A Show for all the Children
27 October - 22 December 2001
Zürich
Dan Graham (born in 1942, lives and works in New York) is one of the most important American artists of his generation. Currently a comprehensive retrospective of his work underlines his significance for the development of conceptual art and his influence on the video and performance art in the last thirty years. Having been shown at the Museu d’Arte Contemporanêa de Serralves in Porto and the Musée d’Art Moderne de la ville de Paris, the exhibition will travel to the Kröller-Müller Museum in Otterlo in November and will be shown in the KIASMA in Helsinki next year.
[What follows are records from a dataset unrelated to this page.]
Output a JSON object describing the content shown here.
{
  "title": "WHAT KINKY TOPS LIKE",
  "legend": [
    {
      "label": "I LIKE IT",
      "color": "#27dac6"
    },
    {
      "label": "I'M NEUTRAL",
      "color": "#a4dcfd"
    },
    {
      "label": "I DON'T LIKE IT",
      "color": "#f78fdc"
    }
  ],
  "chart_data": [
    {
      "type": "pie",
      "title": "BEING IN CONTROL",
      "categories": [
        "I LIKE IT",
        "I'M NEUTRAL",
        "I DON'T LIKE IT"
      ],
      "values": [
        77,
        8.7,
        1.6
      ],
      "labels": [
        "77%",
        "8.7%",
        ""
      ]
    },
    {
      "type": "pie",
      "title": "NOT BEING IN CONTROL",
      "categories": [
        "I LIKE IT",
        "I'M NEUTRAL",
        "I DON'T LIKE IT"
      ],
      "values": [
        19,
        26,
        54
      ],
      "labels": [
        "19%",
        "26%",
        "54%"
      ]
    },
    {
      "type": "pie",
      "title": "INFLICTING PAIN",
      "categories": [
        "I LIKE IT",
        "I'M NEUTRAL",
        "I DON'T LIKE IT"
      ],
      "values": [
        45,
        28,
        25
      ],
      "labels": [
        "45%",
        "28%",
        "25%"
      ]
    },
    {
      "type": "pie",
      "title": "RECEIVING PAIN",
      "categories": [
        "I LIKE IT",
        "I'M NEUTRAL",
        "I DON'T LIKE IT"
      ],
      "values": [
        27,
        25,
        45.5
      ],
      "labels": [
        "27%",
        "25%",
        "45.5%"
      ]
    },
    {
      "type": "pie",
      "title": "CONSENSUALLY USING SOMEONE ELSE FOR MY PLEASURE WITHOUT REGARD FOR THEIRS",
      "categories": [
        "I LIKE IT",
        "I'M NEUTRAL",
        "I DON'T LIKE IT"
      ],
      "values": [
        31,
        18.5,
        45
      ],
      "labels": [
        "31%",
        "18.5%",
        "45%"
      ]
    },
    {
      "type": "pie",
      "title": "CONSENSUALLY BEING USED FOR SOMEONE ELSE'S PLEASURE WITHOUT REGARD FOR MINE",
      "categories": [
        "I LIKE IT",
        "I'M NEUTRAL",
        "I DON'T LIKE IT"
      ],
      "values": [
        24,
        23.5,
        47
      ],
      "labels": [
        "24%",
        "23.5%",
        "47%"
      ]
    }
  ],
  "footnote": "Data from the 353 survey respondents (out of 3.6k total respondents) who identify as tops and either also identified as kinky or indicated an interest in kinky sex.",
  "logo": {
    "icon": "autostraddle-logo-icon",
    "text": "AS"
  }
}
'A show for all the children' is the title Dan Graham has chosen for his exhibition at the Galerie Hauser & Wirth. The presentation centres around his new pavilion 'Girl’s Make-up Room', which is related to projects that were created for the 1997 Sculpture Exhibition in Münster. The room, composed of two-way mirror glass with sliding doors made of perforated steel is, like many of Dan Graham’s works, a hybrid between a quasi-functional space and an installation that serves to expose processes of perception and certain expectations. Visitors are asked to enter the room and use make-up at a little table. But they soon realise that neither the little make-up mirror nor the walls of the pavilion will allow them to apply a perfect make-up: The two-way mirror walls only produce a distorted reflection. And this only, when it is not entirely transparent due to the reflected day light. The little mirror, which can be attached anywhere on the steel walls by means of a magnet, has a fish-eye lens on it, which also gives only a distorted reflection of the visitor’s face.
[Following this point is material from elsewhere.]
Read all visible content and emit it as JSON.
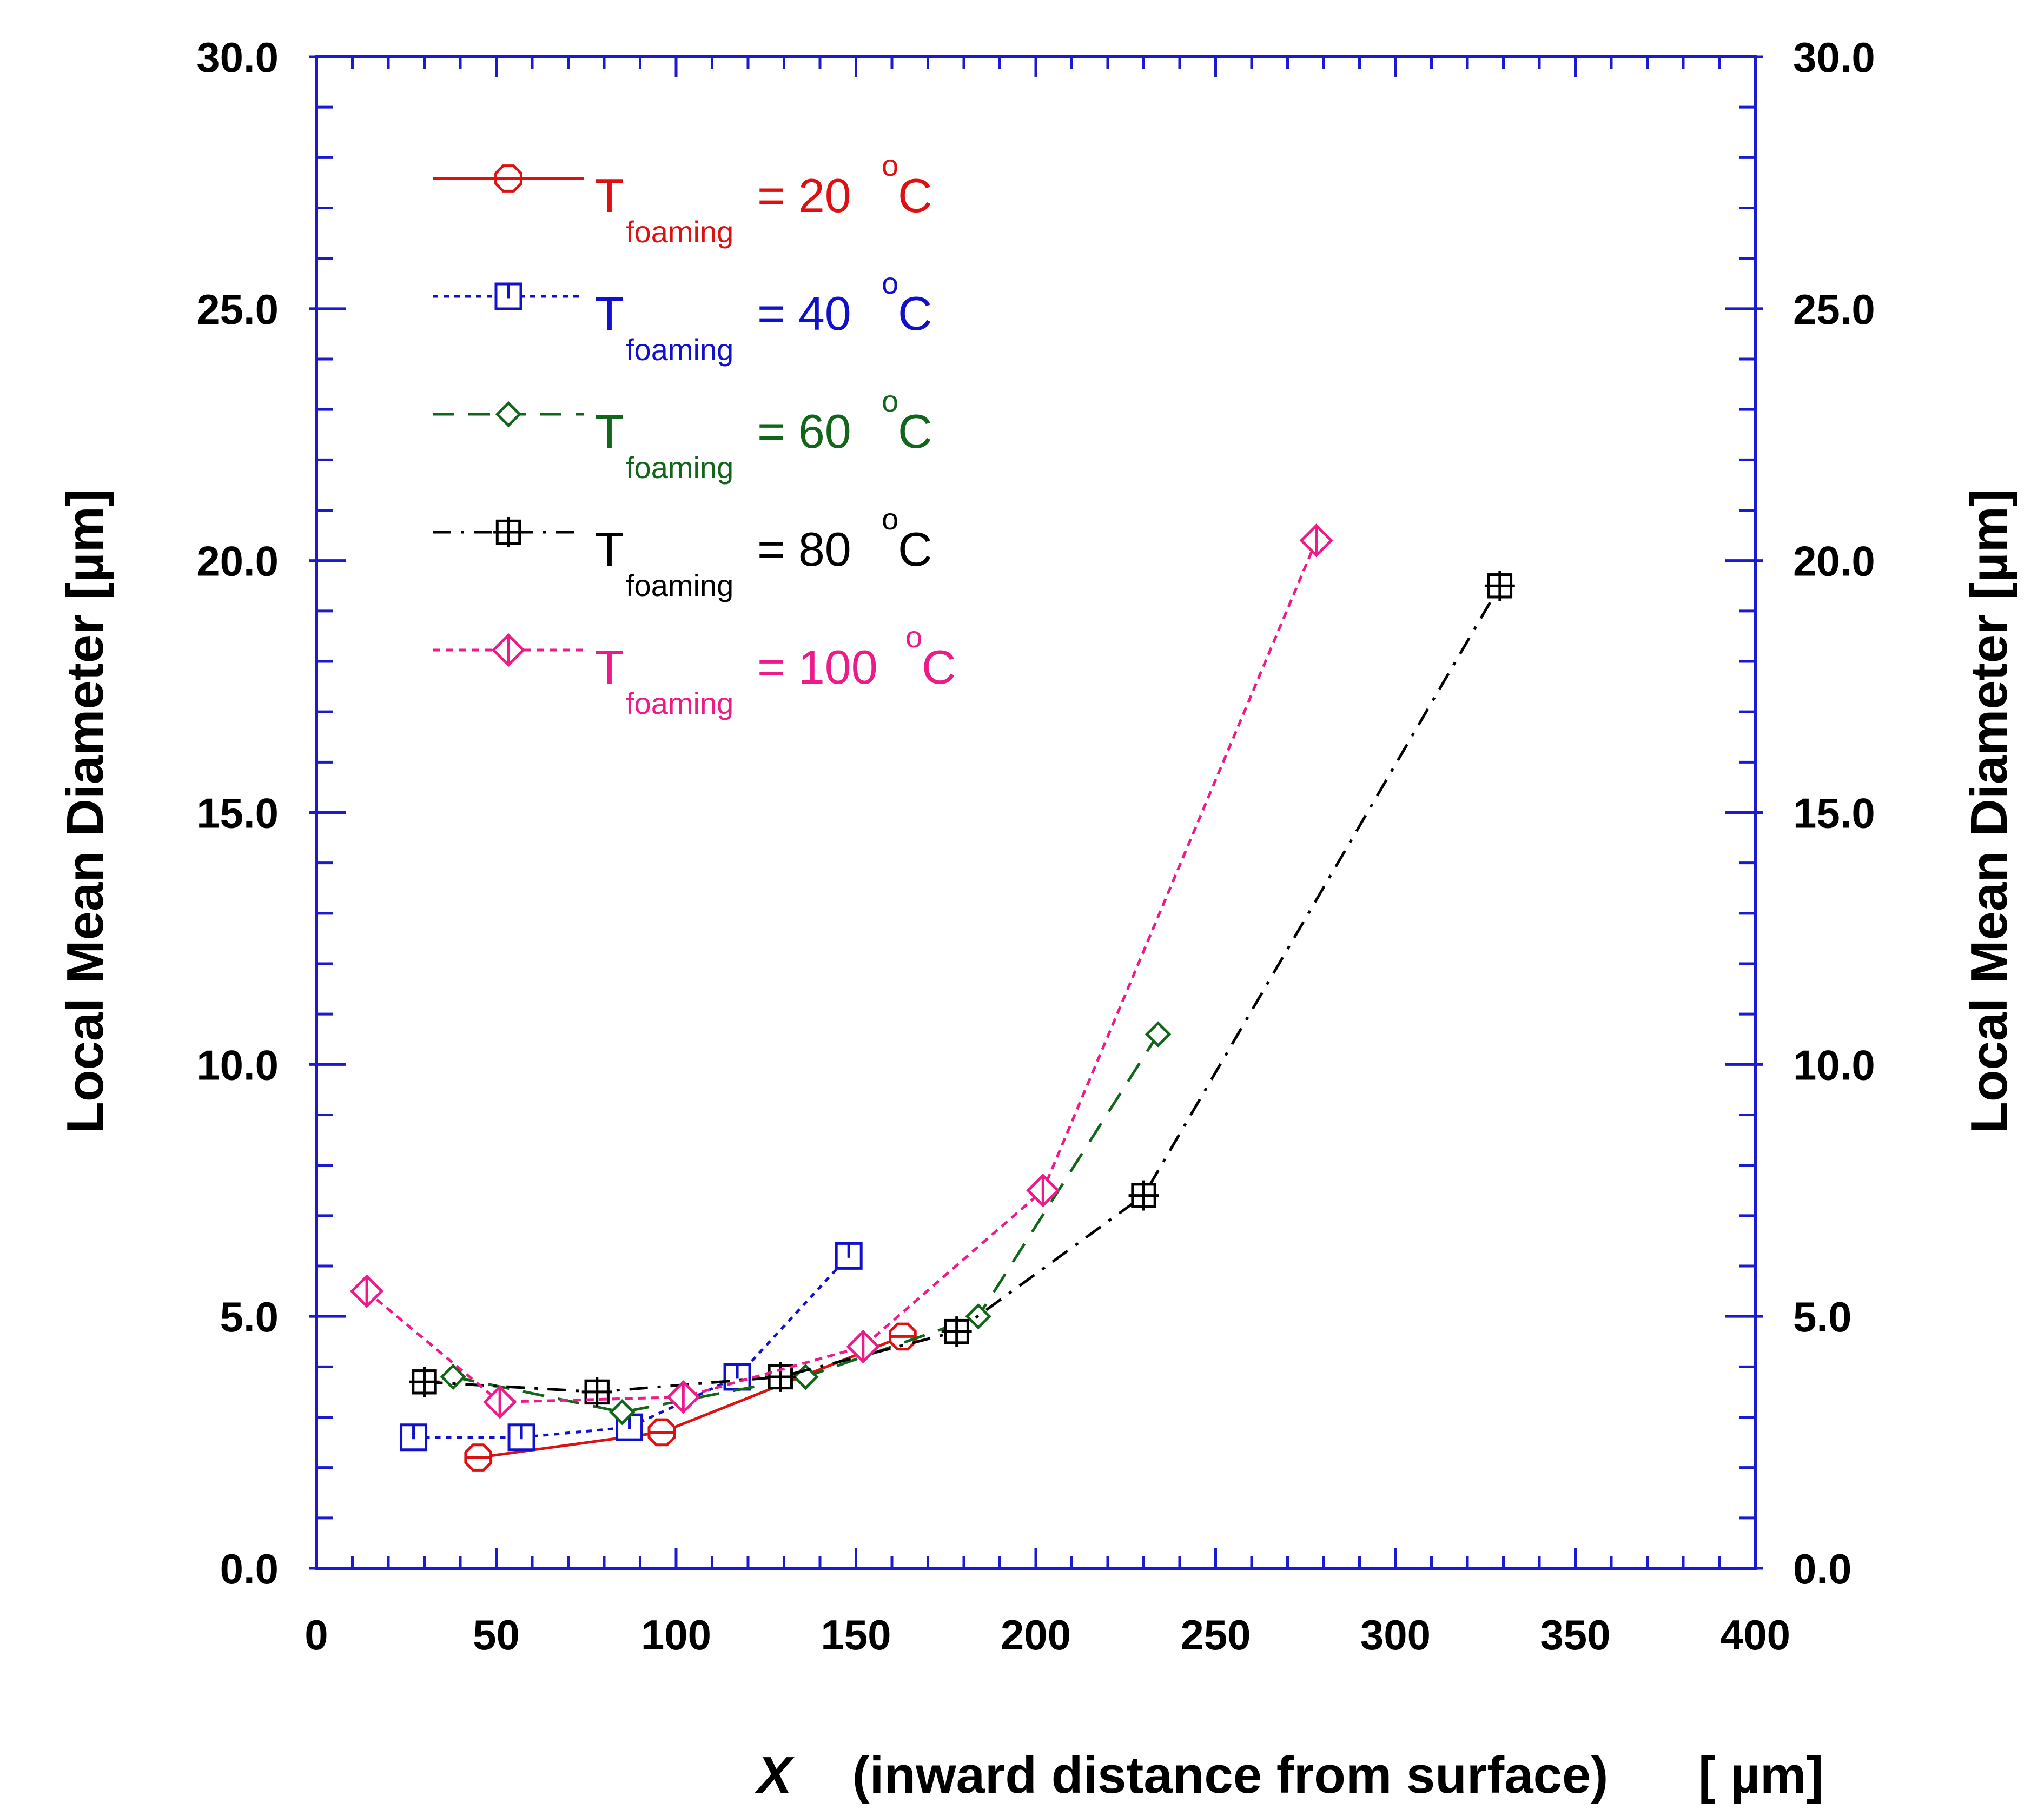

The perforated steel walls are continuously producing changing ray patterns. Combined with the semi-mirrored glass these ray patterns create a virtual world that is changing with the light and is thus in a state of permanent flux. The visitor has access to this world and is at the same time both an observer and an object of observation. In addition, the title of the pavilion questions the children cult in our society – does a little girl really need her own make-up room?
Part of the exhibition is also a new video entitled 'Six Sculptures/Pavilions for Pleasure' that Graham created in collaboration with the Galerie Hauser & Wirth. It documents six different pavilions by Dan Graham that are in public places and have different functions. This title also refers to the ambiguous nature of the pavilions – they are at once sculptures and places of pleasure.
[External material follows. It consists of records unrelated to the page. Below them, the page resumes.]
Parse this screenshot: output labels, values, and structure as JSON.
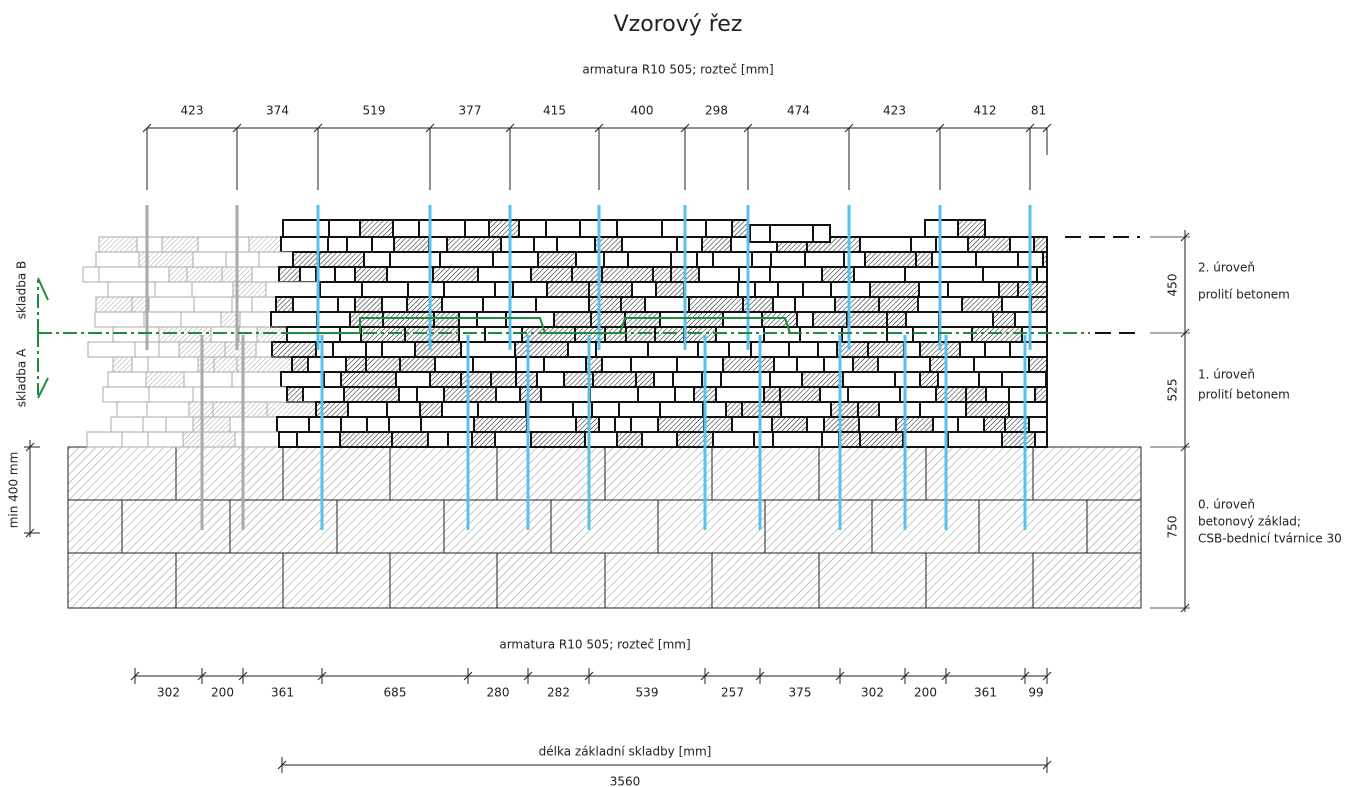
{
  "title": "Vzorový řez",
  "top_dimensions": {
    "label": "armatura R10 505; rozteč [mm]",
    "values": [
      423,
      374,
      519,
      377,
      415,
      400,
      298,
      474,
      423,
      412,
      81
    ]
  },
  "bottom_dimensions": {
    "label": "armatura R10 505; rozteč [mm]",
    "values": [
      302,
      200,
      361,
      685,
      280,
      282,
      539,
      257,
      375,
      302,
      200,
      361,
      99
    ]
  },
  "length": {
    "label": "délka základní skladby [mm]",
    "value": 3560
  },
  "left": {
    "upper": "skladba B",
    "lower": "skladba A",
    "min_depth": "min 400 mm"
  },
  "levels": [
    {
      "height": 450,
      "name": "2. úroveň",
      "description": [
        "prolití betonem"
      ]
    },
    {
      "height": 525,
      "name": "1. úroveň",
      "description": [
        "prolití betonem"
      ]
    },
    {
      "height": 750,
      "name": "0. úroveň",
      "description": [
        "betonový základ;",
        "CSB-bednicí tvárnice 30"
      ]
    }
  ]
}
Further projects are represented by three new models, such as the 'S-Curve', which was realised this year as a permanent installation in the courtyard of the Hauser & Wirth Collection in St. Gall and is used as a café.
Dan Graham’s photographic work deals recurrently with the culture of everyday life and architecture. Glimpses of private life are combined with images of housing architecture, thus creating new perspectives.
'Please enter!' reads the sign next to the 'Girl’s Make-up Room' – Dan Graham asks visitors to 'enter' his work, to appropriate it. It is important for him that we become a part of his work. Graham’s works are situated at the interface between architecture and everyday culture, they confront us with our clichéd perceptions and behavioural patterns. In the truest sense of the word he holds up a mirror to our consciousness. And the reflection does not always live up to our expectations.